Trafigura aims for US$15,000/t copper: Head of copper trading at Trafigura is looking for copper to hit a US$15,000/t peak in the current cycle driven by the green energy transition. While Trafigura expects copper to surpass the US$10,000/t mark this year mainly driven by continued Covid logistical supply disruptions, it also expects copper to trade in the US$12,000-15,000/t range in the coming decade driven by increased demand. Already Trafigura has noted a Q1 2021 increase in European copper demand of 5%, even before Europe comes out of Covid lockdowns. Trafigura sold 4.4mt of copper in 2020.

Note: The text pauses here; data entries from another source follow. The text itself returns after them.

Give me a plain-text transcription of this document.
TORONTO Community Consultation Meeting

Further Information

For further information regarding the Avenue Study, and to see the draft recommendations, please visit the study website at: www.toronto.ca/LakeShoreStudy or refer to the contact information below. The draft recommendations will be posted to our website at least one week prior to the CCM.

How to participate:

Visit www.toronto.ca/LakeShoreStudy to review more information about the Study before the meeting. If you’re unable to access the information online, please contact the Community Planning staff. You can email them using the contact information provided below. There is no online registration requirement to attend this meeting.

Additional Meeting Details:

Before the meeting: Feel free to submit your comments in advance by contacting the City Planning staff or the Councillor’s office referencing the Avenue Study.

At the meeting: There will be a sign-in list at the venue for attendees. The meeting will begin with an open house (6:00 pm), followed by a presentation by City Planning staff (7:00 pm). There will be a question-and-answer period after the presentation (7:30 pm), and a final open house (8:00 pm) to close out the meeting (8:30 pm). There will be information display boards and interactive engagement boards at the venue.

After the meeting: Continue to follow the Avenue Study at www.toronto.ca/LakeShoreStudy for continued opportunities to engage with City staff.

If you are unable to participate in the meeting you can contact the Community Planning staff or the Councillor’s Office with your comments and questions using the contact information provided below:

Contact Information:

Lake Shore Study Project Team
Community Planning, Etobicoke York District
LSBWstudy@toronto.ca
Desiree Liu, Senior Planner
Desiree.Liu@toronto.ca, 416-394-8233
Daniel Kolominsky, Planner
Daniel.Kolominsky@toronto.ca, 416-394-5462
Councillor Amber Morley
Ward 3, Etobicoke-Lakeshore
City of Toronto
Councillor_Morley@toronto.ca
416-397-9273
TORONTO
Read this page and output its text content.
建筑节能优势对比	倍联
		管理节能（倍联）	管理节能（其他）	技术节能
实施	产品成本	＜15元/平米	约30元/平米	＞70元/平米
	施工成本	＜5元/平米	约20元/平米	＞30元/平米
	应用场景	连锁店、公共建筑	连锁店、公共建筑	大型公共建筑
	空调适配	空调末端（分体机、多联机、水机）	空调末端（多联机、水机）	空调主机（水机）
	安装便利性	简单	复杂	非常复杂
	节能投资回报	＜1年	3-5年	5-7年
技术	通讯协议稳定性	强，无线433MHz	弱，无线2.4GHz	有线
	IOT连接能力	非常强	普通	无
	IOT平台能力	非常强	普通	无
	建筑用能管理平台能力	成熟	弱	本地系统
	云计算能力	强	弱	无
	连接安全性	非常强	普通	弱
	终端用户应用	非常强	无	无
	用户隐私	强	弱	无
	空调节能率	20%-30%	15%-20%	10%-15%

Keying in these numbers to the PEA model gives the following post-tax NPV (7.5%) and IRR for the Empire open pit project:
At $10,000 a tonne/$4.53 a lb: $170m & 91%
At $12,000 a tonne/$5.44 a lb: $250m & 134%
At $15,000 a tonne/$6.80 a lb: $370m & 200%"
"Trafigura expects the metal to breach $10,000 a tonne this year, before entering a range of $12,000 to $15,000 a tonne over the coming decade. " See https://www.mining.com/web/trafigura-sees-green-copper-supercycle-driving-prices-to-15000/
I don't need to say more than that...
Remember that it is the market makers who set the price, not the company, or even the market. And my guess is that we are seeing the work of market makers here. Their money comes from trades, and they earn nothing on the open offer. Their only revenue comes from the trading of shares, and if everyone is buying through the open offer, then of course it is in their interest to see the price drop. But as a self fulfilling prophesy, if we were to buy through the market, the price should shoot up, for there would not be enough available shares.